Strike forces BA to cancel nearly all flights

A 48-hour strike by thousands of British Airways pilots on Monday and Tuesday caused nearly 100% cancellations of its flights. The action marks first-ever strike by pilots, who want a bigger share of airline's earnings.

"Unfortunately, with no detail from BALPA on which pilots would strike, we had no way of predicting how many would come to work or which aircraft they are qualified to fly, so we had no option but to cancel nearly 100 per cent our flights," the airline said Monday.

This caused a huge knock-on effect on flights before and after the strike, as planes and pilots are part of a network that must be in place to function. This will result in approximately 200,000 passengers facing disruption as almost 1,700 flights have been grounded. BA normally operates up to 850 flights a day.

BALPA has said that BA should share more of its profits with its pilots.

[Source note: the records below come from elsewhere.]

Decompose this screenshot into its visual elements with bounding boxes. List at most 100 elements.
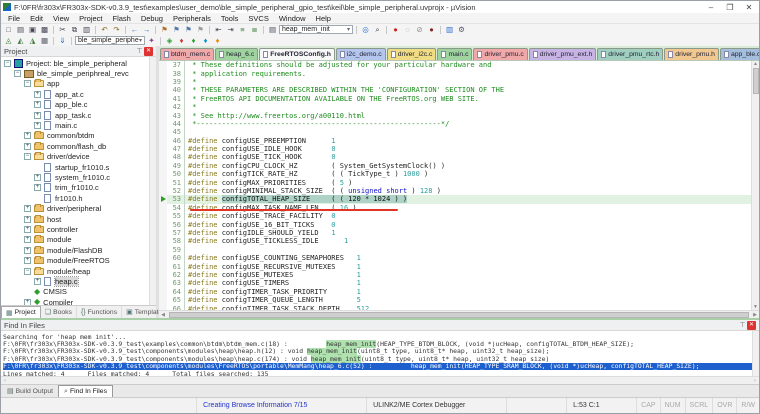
- code-line-46[interactable]: 46#define configUSE_PREEMPTION 1: [159, 137, 751, 145]
- expand-icon[interactable]: +: [24, 132, 31, 139]
- editor-tab-driver-pmu-rtc-h[interactable]: driver_pmu_rtc.h: [597, 48, 663, 60]
- nav-back-icon[interactable]: ←: [129, 25, 140, 35]
- code-line-51[interactable]: 51#define configMAX_PRIORITIES ( 5 ): [159, 178, 751, 186]
- code-line-41[interactable]: 41 * FreeRTOS API DOCUMENTATION AVAILABL…: [159, 95, 751, 103]
- tree-item-app-at-c[interactable]: +app_at.c: [1, 89, 149, 99]
- undo-icon[interactable]: ↶: [99, 25, 110, 35]
- peripherals-dialog-icon[interactable]: ♦: [200, 36, 211, 46]
- project-pin-icon[interactable]: ⊤: [135, 47, 144, 55]
- tree-item-module-heap[interactable]: −module/heap: [1, 266, 149, 276]
- breakpoint-disable-icon[interactable]: ◌: [402, 25, 413, 35]
- maximize-button[interactable]: ❐: [722, 3, 738, 12]
- save-icon[interactable]: ▣: [27, 25, 38, 35]
- paste-icon[interactable]: ▥: [81, 25, 92, 35]
- breakpoint-enable-icon[interactable]: ⊘: [414, 25, 425, 35]
- manage-rte-icon[interactable]: ◈: [164, 36, 175, 46]
- target-select-combo[interactable]: ble_simple_periphe▾: [75, 36, 145, 45]
- new-file-icon[interactable]: □: [3, 25, 14, 35]
- find-horizontal-scrollbar[interactable]: ‹ ›: [1, 376, 759, 384]
- uncomment-icon[interactable]: ≣: [249, 25, 260, 35]
- scroll-up-icon[interactable]: ▲: [753, 61, 758, 67]
- download-flash-icon[interactable]: ⇓: [57, 36, 68, 46]
- tree-item-app[interactable]: −app: [1, 79, 149, 89]
- expand-icon[interactable]: +: [24, 226, 31, 233]
- build-icon[interactable]: ◭: [15, 36, 26, 46]
- menu-help[interactable]: Help: [311, 14, 336, 23]
- tree-item-common-btdm[interactable]: +common/btdm: [1, 131, 149, 141]
- menu-window[interactable]: Window: [274, 14, 311, 23]
- tree-item-ble-simple-periphreal-revc[interactable]: −ble_simple_periphreal_revc: [1, 68, 149, 78]
- bookmark-clear-icon[interactable]: ⚑: [195, 25, 206, 35]
- expand-icon[interactable]: +: [34, 184, 41, 191]
- find-close-icon[interactable]: ✕: [747, 321, 756, 330]
- expand-icon[interactable]: +: [34, 112, 41, 119]
- collapse-icon[interactable]: −: [24, 153, 31, 160]
- code-line-63[interactable]: 63#define configUSE_TIMERS 1: [159, 279, 751, 287]
- code-line-62[interactable]: 62#define configUSE_MUTEXES 1: [159, 271, 751, 279]
- code-line-56[interactable]: 56#define configUSE_16_BIT_TICKS 0: [159, 220, 751, 228]
- tree-item-module-freertos[interactable]: +module/FreeRTOS: [1, 255, 149, 265]
- editor-tab-heap-6-c[interactable]: heap_6.c: [215, 48, 258, 60]
- bottom-tab-find-in-files[interactable]: ⌕Find In Files: [58, 385, 113, 397]
- boards-icon[interactable]: ♦: [188, 36, 199, 46]
- code-line-50[interactable]: 50#define configTICK_RATE_HZ ( ( TickTyp…: [159, 170, 751, 178]
- code-line-61[interactable]: 61#define configUSE_RECURSIVE_MUTEXES 1: [159, 262, 751, 270]
- open-file-icon[interactable]: ▤: [15, 25, 26, 35]
- menu-project[interactable]: Project: [74, 14, 107, 23]
- tree-item-driver-device[interactable]: −driver/device: [1, 152, 149, 162]
- editor-tab-i2c-demo-c[interactable]: i2c_demo.c: [336, 48, 386, 60]
- bookmark-toggle-icon[interactable]: ⚑: [159, 25, 170, 35]
- expand-icon[interactable]: +: [24, 257, 31, 264]
- editor-tab-driver-pmu-c[interactable]: driver_pmu.c: [473, 48, 527, 60]
- tree-item-module[interactable]: +module: [1, 235, 149, 245]
- tree-item-heap-c[interactable]: +heap.c: [1, 276, 149, 286]
- tree-item-controller[interactable]: +controller: [1, 224, 149, 234]
- code-line-39[interactable]: 39 *: [159, 78, 751, 86]
- code-line-53[interactable]: 53#define configTOTAL_HEAP_SIZE ( ( 120 …: [159, 195, 751, 203]
- expand-icon[interactable]: +: [24, 216, 31, 223]
- editor-tab-driver-i2c-c[interactable]: driver_i2c.c: [387, 48, 437, 60]
- tree-item-driver-peripheral[interactable]: +driver/peripheral: [1, 203, 149, 213]
- editor-horizontal-scrollbar[interactable]: ◀ ▶: [159, 310, 759, 318]
- code-line-42[interactable]: 42 *: [159, 103, 751, 111]
- expand-icon[interactable]: +: [24, 236, 31, 243]
- editor-tab-driver-pmu-ext-h[interactable]: driver_pmu_ext.h: [529, 48, 597, 60]
- save-all-icon[interactable]: ▩: [39, 25, 50, 35]
- code-line-47[interactable]: 47#define configUSE_IDLE_HOOK 0: [159, 145, 751, 153]
- editor-tab-freertosconfig-h[interactable]: FreeRTOSConfig.h: [259, 48, 335, 60]
- code-line-37[interactable]: 37 * These definitions should be adjuste…: [159, 61, 751, 69]
- menu-tools[interactable]: Tools: [216, 14, 244, 23]
- find-result-row-2[interactable]: F:\0FR\fr303x\FR303x-SDK-v0.3.9_test\com…: [3, 348, 752, 355]
- rebuild-all-icon[interactable]: ◮: [27, 36, 38, 46]
- editor-tab-driver-pmu-h[interactable]: driver_pmu.h: [664, 48, 719, 60]
- bottom-tab-build-output[interactable]: ▤Build Output: [2, 385, 58, 397]
- search-term-combo[interactable]: heap_mem_init▾: [279, 25, 353, 34]
- find-in-files-icon[interactable]: ◎: [360, 25, 371, 35]
- menu-edit[interactable]: Edit: [25, 14, 48, 23]
- expand-icon[interactable]: +: [24, 205, 31, 212]
- bookmark-prev-icon[interactable]: ⚑: [171, 25, 182, 35]
- project-tree-scrollbar[interactable]: [149, 57, 156, 305]
- editor-tab-btdm-mem-c[interactable]: btdm_mem.c: [160, 48, 214, 60]
- expand-icon[interactable]: +: [34, 278, 41, 285]
- panel-tab-books[interactable]: ❏Books: [41, 306, 77, 318]
- indent-left-icon[interactable]: ⇤: [213, 25, 224, 35]
- collapse-icon[interactable]: −: [14, 70, 21, 77]
- tree-item-fr1010-h[interactable]: fr1010.h: [1, 193, 149, 203]
- code-line-64[interactable]: 64#define configTIMER_TASK_PRIORITY 1: [159, 288, 751, 296]
- nav-forward-icon[interactable]: →: [141, 25, 152, 35]
- breakpoint-toggle-icon[interactable]: ●: [390, 25, 401, 35]
- menu-svcs[interactable]: SVCS: [243, 14, 273, 23]
- editor-tab-app-ble-c[interactable]: app_ble.c: [720, 48, 759, 60]
- tree-item-compiler[interactable]: +◆Compiler: [1, 297, 149, 305]
- scroll-down-icon[interactable]: ▼: [753, 304, 758, 310]
- editor-vscroll-thumb[interactable]: [753, 68, 759, 94]
- tree-item-project-ble-simple-peripheral[interactable]: −Project: ble_simple_peripheral: [1, 58, 149, 68]
- debug-windows-icon[interactable]: ▥: [444, 25, 455, 35]
- panel-tab-project[interactable]: ▦Project: [1, 306, 41, 318]
- scroll-left-icon[interactable]: ◀: [159, 312, 167, 318]
- minimize-button[interactable]: –: [703, 3, 719, 12]
- panel-tab-functions[interactable]: {}Functions: [77, 306, 122, 318]
- tree-item-trim-fr1010-c[interactable]: +trim_fr1010.c: [1, 183, 149, 193]
- code-line-58[interactable]: 58#define configUSE_TICKLESS_IDLE 1: [159, 237, 751, 245]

BA has said the strike action is unjustifiable as its pay offer was fair.

"This strike will have cost the company considerably more than the investment needed to settle this dispute," BALPA General Secretary Brian Strutton said in a statement on the eve of the strike.

"It is time to get back to the negotiating table and put together a serious offer that will end this dispute."

Flights are set to resume today (September 11) after the strike ends at 23.59 on Tuesday, although there may continue to be some disruption to BA’s services after the end of the stoppage.

In cost and cancellations, the strike will likely cost more than the acrimonious BA cabin crew dispute of 2010-11.

Another walkout planned by pilots on 27th September and BA said it will be in touch with affected passengers “in the next few weeks”, urging passengers to check the contact details the airline has for them are accurate.